Vor Weihnachten ergibt sich hingegen meist das Problem, dass Leute sich aus dem Tierheim ein schnuckliges Geschenk besorgen wollen. Oft kehren diese Tiere dann aber wenige Wochen später wieder zurück, weil die kurzweiligen Besitzer „sich das ganz anders vorgestellt haben“. „Tiere sind doch keine Mängelware“, ärgert sich die Auszubildende Anna Würtz.

Sehr negativ wirkte sich für alle hessischen Tierheime die Einstellung der TV-Sendung „Herrchen gesucht“ (im hr Fernsehen) aus. Bis zum Jahre 2007 war dieses tierMagazin ein verlässlicher Garant, selbst für schwer vermittelbare Tiere ein neues Zuhause zu finden. „Nach einer solchen Sendung haben die Telefondrähte tagelang geglüht“, erklärt Tierpflegerin Stefanie Redel.

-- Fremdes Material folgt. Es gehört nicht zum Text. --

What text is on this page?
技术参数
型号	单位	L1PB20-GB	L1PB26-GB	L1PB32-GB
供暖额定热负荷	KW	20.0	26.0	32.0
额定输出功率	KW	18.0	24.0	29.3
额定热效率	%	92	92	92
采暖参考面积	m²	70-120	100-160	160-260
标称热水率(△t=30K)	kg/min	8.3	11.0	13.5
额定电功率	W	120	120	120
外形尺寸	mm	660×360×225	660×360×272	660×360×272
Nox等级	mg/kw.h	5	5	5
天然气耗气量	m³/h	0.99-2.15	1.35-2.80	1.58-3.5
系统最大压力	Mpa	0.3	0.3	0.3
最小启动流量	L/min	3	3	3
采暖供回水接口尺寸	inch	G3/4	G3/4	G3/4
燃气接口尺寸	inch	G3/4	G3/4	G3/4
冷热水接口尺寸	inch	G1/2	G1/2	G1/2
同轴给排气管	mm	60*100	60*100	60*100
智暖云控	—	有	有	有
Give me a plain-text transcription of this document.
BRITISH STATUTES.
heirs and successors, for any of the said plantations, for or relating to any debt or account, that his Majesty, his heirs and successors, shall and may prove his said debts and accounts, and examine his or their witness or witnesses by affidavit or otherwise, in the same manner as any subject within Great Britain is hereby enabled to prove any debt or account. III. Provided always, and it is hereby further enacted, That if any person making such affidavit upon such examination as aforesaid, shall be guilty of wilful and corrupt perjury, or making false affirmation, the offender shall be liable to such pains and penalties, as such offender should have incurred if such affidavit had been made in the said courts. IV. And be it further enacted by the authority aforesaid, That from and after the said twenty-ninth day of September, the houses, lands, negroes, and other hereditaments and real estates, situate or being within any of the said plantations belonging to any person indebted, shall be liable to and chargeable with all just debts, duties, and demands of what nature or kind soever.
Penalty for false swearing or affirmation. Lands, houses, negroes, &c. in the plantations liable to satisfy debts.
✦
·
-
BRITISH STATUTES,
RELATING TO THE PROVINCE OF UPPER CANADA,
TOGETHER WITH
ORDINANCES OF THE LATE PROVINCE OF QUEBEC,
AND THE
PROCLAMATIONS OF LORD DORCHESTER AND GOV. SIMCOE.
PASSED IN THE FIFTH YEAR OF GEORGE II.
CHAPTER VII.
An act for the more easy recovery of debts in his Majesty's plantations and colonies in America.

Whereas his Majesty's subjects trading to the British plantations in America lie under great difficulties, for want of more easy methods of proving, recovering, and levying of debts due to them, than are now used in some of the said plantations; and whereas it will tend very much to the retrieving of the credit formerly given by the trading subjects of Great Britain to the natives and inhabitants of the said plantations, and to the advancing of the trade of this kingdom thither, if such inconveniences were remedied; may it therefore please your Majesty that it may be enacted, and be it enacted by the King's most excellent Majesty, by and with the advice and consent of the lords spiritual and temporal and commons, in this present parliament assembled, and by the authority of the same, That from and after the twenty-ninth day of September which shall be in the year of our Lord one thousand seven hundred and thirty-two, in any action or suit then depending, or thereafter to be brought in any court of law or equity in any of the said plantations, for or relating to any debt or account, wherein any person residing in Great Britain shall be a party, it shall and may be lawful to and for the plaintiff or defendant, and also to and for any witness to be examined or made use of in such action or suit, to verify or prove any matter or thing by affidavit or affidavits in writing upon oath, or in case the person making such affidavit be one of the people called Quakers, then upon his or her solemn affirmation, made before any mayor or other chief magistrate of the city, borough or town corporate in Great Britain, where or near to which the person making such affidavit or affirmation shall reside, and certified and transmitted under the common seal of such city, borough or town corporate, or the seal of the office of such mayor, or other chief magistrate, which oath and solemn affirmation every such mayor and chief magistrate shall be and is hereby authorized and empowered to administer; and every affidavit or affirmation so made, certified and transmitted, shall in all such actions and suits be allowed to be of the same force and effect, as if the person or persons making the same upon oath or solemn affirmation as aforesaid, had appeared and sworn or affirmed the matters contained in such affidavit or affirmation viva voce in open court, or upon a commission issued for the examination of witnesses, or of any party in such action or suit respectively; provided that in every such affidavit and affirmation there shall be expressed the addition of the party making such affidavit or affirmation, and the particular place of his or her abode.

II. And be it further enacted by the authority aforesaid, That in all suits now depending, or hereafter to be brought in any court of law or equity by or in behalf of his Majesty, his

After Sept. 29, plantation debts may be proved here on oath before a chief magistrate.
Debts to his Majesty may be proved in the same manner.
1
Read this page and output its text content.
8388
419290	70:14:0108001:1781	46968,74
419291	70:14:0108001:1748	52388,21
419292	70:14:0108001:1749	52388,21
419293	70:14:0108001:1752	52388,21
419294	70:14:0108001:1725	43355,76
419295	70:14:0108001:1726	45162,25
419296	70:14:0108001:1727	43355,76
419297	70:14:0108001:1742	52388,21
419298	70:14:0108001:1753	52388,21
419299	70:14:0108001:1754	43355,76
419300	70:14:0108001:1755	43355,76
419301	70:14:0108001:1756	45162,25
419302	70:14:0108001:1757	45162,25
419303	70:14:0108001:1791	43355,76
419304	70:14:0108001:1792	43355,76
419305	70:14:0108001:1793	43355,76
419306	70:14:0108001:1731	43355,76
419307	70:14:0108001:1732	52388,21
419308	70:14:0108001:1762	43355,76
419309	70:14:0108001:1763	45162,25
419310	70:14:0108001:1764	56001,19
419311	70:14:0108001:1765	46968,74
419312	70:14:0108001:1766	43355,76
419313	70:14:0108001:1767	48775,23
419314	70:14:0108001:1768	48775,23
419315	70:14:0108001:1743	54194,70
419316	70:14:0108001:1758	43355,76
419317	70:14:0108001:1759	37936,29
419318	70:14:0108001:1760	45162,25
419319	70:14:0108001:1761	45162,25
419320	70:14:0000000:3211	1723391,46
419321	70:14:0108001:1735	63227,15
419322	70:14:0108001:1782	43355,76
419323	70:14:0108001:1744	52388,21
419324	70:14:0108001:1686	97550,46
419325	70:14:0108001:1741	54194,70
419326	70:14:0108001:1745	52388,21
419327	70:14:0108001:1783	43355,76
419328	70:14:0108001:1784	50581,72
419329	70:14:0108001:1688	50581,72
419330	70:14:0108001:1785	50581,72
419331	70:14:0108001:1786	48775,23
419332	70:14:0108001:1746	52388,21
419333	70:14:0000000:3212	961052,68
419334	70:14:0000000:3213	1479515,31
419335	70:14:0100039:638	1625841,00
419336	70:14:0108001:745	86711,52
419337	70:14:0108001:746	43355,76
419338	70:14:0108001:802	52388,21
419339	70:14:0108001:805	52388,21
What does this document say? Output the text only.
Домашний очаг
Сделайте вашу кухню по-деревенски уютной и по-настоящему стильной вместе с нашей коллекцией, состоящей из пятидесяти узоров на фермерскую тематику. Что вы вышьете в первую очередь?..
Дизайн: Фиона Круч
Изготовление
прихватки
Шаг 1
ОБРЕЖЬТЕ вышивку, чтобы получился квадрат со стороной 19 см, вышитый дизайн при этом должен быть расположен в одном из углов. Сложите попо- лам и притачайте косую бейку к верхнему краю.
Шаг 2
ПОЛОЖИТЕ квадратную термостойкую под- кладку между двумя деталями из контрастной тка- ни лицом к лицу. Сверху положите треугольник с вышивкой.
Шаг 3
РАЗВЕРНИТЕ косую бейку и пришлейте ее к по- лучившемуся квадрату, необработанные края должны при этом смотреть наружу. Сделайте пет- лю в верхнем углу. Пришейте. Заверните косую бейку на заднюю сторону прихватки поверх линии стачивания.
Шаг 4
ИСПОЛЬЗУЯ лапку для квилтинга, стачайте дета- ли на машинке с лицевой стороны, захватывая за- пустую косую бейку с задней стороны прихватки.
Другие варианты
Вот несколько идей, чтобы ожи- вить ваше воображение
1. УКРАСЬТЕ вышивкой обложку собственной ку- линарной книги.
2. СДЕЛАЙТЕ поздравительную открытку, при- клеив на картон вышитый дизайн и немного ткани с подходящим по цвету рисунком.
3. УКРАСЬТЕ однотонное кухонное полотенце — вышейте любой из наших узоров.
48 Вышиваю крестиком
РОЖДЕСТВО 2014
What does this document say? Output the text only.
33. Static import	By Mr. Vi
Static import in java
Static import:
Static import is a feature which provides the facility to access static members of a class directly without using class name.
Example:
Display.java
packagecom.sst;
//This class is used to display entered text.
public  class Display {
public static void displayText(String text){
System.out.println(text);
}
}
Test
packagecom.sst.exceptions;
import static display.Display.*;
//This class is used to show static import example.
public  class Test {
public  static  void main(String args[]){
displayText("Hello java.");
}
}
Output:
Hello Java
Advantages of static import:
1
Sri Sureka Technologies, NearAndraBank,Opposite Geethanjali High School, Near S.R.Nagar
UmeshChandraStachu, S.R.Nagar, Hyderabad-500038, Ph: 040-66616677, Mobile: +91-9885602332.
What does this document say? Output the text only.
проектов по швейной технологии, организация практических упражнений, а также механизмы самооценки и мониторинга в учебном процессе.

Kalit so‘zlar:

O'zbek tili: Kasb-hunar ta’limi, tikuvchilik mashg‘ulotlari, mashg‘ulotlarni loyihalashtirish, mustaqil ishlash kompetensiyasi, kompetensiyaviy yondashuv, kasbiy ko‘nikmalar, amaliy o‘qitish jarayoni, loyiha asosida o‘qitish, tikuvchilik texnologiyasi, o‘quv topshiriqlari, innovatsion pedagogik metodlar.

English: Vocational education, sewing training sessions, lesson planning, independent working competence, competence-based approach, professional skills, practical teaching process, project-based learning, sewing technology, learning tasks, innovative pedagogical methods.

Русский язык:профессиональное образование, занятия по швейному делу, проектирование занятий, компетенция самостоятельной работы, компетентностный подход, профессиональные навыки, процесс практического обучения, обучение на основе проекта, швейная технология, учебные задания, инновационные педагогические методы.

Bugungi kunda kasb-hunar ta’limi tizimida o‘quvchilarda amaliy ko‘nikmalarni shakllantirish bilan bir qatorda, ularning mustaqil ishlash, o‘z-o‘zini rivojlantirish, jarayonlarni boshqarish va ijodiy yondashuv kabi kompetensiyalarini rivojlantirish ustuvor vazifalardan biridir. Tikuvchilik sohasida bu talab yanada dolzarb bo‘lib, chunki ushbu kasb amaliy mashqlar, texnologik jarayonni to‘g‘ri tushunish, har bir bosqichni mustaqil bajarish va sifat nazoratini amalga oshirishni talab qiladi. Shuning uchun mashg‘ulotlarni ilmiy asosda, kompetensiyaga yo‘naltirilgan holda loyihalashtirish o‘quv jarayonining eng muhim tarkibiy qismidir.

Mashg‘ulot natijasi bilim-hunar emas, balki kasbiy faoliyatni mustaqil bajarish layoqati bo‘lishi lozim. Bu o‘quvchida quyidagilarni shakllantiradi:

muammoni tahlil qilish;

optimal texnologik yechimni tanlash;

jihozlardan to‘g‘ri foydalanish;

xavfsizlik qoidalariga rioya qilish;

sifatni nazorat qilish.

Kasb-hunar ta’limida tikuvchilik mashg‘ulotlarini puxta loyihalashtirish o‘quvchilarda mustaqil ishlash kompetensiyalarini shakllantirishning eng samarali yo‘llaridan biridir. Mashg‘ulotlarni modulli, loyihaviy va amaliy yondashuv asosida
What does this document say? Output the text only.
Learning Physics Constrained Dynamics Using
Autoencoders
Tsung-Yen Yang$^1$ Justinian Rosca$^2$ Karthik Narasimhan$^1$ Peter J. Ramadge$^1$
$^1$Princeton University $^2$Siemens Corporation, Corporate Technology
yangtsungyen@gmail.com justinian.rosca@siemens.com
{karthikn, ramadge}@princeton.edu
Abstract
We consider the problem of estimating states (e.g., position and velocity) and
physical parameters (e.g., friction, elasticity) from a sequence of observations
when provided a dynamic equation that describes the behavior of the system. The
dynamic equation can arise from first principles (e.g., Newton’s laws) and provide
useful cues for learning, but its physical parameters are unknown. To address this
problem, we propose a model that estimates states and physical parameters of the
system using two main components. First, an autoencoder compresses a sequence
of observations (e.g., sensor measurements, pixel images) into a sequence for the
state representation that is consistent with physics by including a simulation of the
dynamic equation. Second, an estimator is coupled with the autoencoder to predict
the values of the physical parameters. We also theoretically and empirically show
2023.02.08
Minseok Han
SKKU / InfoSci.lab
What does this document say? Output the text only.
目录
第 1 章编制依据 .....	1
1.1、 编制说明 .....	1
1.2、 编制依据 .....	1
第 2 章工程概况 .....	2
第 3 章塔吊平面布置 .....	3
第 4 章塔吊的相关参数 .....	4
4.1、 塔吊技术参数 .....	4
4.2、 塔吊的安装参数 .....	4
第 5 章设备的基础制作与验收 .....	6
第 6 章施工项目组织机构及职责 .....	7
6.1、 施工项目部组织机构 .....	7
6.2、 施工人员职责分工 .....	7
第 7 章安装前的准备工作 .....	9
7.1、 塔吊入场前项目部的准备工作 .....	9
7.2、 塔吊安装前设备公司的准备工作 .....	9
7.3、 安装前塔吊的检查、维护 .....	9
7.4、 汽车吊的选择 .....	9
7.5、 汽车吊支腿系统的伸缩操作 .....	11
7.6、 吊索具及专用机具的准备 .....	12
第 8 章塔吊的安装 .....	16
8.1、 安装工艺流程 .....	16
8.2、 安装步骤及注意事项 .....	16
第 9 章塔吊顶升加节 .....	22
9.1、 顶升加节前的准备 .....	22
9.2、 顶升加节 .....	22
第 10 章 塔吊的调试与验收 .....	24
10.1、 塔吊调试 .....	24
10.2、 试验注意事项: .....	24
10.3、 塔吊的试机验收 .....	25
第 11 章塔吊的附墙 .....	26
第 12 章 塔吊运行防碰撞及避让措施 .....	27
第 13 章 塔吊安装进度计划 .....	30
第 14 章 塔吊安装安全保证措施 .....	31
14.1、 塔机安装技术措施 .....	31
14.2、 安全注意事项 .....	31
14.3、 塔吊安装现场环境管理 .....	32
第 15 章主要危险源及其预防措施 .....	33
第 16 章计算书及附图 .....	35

Solche Erfolgserlebnisse fehlten jetzt gewaltig.

Deshalb bemüht sich das Tierheim um neue Wege der Öffentlichkeitsarbeit. Eine Hundeschule mit Vorträgen und Spielstunden sowie verschiedene Veranstaltungen wie „tierdankfest“, „Sommerfest“, „Weihnachtsmarkt“ oder der jeweils am ersten Sonntag im Monat stattfindende Tag der offenen Tür mit Flohmarkt werben erfolgreich um die Gunst der Tierliebhaber. Spenden und Patenschaften für Tiere sind aber weiterhin der Hauptquell des Etats. „Ebenfalls hilfreich sind Sachspenden wie Futter, Decken oder Handtücher“, erklärt Büroleiterin Gries.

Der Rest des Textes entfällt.